As an example, consider a classification network that must group elements into three different classification groups. You are provided with 10,000 sample elements. For this sample data the group that each element should be classified into is known. For such a system you would divide the sample data into two groups of 5,000 elements. The first group would form the training set. Once the network was properly trained the second group of 5,000 elements would be used to validate the neural network.
It is very important that a separate group always be maintained for validation. First training a neural network with a given sample set and also using this same set to predict the anticipated error of the neural network a new arbitrary set, will surely lead to bad results. The error achieved using the training set will almost always be substantially lower than the error on a new set of sample data. The integrity of the validation data must always be maintained.
This brings up an important question. What exactly does happen if the neural network that you have just finished training performs poorly on the validation set? If this is the case, then you must examine what, exactly, this means. It could mean that the initial random weights were not good. Rerunning the training with new initial weights could correct this. While an improper set of initial random weights could be the cause, a more likely possibility is that the training data was not properly chosen.
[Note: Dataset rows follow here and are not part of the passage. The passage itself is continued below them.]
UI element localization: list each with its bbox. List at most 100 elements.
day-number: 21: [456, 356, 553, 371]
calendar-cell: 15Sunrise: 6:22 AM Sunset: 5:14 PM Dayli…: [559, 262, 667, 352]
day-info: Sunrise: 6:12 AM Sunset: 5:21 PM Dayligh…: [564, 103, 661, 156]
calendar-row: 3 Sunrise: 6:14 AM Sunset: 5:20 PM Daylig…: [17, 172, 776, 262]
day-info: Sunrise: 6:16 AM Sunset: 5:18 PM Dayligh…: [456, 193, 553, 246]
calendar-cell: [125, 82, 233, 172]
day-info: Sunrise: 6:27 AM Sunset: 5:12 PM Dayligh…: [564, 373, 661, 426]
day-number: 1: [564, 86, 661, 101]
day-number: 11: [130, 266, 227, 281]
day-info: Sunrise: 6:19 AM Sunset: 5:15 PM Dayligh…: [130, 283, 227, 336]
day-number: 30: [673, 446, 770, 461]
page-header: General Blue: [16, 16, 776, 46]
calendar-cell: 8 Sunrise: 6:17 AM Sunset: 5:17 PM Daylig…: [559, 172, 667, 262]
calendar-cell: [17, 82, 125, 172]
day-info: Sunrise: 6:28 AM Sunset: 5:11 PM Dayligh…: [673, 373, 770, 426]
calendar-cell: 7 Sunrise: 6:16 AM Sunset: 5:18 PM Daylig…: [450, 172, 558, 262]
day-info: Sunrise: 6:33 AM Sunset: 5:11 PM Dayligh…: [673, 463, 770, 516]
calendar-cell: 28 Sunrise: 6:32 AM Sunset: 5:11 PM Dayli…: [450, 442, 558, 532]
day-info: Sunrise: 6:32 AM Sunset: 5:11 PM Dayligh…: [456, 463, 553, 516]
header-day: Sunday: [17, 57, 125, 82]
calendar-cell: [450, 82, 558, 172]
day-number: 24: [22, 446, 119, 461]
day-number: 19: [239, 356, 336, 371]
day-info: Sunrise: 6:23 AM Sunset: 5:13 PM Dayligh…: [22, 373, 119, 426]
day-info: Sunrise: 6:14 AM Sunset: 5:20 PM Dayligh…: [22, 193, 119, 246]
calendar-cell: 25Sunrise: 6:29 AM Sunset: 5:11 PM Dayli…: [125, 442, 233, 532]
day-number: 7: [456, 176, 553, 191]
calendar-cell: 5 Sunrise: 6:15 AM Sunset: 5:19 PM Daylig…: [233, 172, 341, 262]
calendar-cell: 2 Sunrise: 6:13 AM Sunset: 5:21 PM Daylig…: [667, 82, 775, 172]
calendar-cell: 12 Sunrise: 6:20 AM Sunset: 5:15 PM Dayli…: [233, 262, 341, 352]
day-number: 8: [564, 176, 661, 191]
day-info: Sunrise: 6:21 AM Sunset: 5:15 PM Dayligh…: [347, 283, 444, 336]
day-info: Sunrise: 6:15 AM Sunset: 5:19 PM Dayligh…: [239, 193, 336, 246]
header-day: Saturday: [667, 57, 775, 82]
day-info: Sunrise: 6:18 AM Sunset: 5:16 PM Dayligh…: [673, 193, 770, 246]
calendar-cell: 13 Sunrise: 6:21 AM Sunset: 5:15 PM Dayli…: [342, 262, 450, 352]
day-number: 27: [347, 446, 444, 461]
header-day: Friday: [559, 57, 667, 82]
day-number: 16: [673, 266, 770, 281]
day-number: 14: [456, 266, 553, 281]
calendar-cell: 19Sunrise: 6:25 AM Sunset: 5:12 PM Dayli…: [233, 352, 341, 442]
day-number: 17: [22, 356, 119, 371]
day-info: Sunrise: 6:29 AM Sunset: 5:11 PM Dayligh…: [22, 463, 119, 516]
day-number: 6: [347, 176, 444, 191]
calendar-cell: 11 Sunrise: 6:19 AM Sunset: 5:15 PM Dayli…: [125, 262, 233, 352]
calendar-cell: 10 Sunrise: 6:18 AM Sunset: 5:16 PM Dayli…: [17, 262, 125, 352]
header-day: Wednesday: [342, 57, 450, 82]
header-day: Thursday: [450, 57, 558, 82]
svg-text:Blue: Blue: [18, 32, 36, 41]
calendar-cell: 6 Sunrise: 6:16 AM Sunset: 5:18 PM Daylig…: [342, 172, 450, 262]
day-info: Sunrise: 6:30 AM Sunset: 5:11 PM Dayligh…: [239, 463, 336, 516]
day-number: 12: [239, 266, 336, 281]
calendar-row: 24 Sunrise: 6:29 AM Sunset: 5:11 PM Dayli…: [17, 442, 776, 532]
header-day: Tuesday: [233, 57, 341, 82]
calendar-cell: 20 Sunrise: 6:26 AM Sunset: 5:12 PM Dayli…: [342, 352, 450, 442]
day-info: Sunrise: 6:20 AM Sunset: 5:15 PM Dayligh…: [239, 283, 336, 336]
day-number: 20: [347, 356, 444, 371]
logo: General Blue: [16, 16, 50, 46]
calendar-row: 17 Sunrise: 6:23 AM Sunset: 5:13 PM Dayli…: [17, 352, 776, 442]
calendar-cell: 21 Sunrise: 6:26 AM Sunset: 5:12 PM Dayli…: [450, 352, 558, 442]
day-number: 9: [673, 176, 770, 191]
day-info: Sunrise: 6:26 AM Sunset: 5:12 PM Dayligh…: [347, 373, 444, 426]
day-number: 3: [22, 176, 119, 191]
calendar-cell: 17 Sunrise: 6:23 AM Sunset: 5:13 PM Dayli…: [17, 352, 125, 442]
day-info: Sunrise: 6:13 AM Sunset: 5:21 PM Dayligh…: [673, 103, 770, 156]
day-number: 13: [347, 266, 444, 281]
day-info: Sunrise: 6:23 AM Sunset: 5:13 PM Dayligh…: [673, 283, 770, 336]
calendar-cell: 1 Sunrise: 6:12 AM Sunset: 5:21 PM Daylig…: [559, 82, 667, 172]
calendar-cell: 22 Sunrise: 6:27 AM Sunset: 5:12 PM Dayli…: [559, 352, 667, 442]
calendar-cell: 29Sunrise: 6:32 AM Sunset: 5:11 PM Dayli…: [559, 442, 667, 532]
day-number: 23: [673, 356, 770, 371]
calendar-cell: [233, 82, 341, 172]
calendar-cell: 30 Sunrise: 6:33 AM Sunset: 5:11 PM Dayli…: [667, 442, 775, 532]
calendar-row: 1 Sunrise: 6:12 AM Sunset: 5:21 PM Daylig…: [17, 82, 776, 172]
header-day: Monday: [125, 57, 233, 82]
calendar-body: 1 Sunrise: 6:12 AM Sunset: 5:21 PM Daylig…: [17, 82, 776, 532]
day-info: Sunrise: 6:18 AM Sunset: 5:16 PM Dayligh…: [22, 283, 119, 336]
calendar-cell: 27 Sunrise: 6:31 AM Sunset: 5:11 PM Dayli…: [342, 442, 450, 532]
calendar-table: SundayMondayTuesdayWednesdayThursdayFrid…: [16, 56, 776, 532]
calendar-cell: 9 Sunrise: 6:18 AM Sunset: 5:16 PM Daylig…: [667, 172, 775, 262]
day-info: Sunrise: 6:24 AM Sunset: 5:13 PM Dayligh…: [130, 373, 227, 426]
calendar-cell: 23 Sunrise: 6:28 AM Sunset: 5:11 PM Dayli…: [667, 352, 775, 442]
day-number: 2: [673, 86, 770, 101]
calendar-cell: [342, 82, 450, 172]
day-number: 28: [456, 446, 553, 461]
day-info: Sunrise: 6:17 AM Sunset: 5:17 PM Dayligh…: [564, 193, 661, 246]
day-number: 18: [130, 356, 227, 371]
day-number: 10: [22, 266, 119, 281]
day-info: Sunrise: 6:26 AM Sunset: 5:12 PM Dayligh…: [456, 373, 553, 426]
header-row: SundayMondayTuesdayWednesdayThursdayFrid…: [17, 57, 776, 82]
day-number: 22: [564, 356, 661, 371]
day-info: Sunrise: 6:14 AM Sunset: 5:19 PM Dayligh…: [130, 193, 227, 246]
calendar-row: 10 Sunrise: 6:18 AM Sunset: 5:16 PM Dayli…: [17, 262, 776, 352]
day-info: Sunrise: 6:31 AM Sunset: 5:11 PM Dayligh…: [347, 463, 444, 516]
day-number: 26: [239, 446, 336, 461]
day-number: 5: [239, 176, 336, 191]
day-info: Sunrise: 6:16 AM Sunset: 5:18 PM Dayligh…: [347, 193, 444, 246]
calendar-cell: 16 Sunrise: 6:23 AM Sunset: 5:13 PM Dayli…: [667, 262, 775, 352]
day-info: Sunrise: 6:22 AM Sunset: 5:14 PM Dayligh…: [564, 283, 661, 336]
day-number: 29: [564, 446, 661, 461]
If the validation is performing badly this most likely means that there was data present in the validation set that was not available in the training data. The way that this situation should be solved is by trying a different, more random, way of separating the data into training and validation sets. If this fails, you must combine the training and validation sets into one large training set. Then new data must be acquired to serve as the validation data.
For some situations it may be impossible to gather additional data to use as either training or validation data. If this is the case then you are left with no other choice but to combine all or part of the validation set with the training set. While this approach will forgo the security of a good validation, if additional data cannot be acquired this may be your only alterative.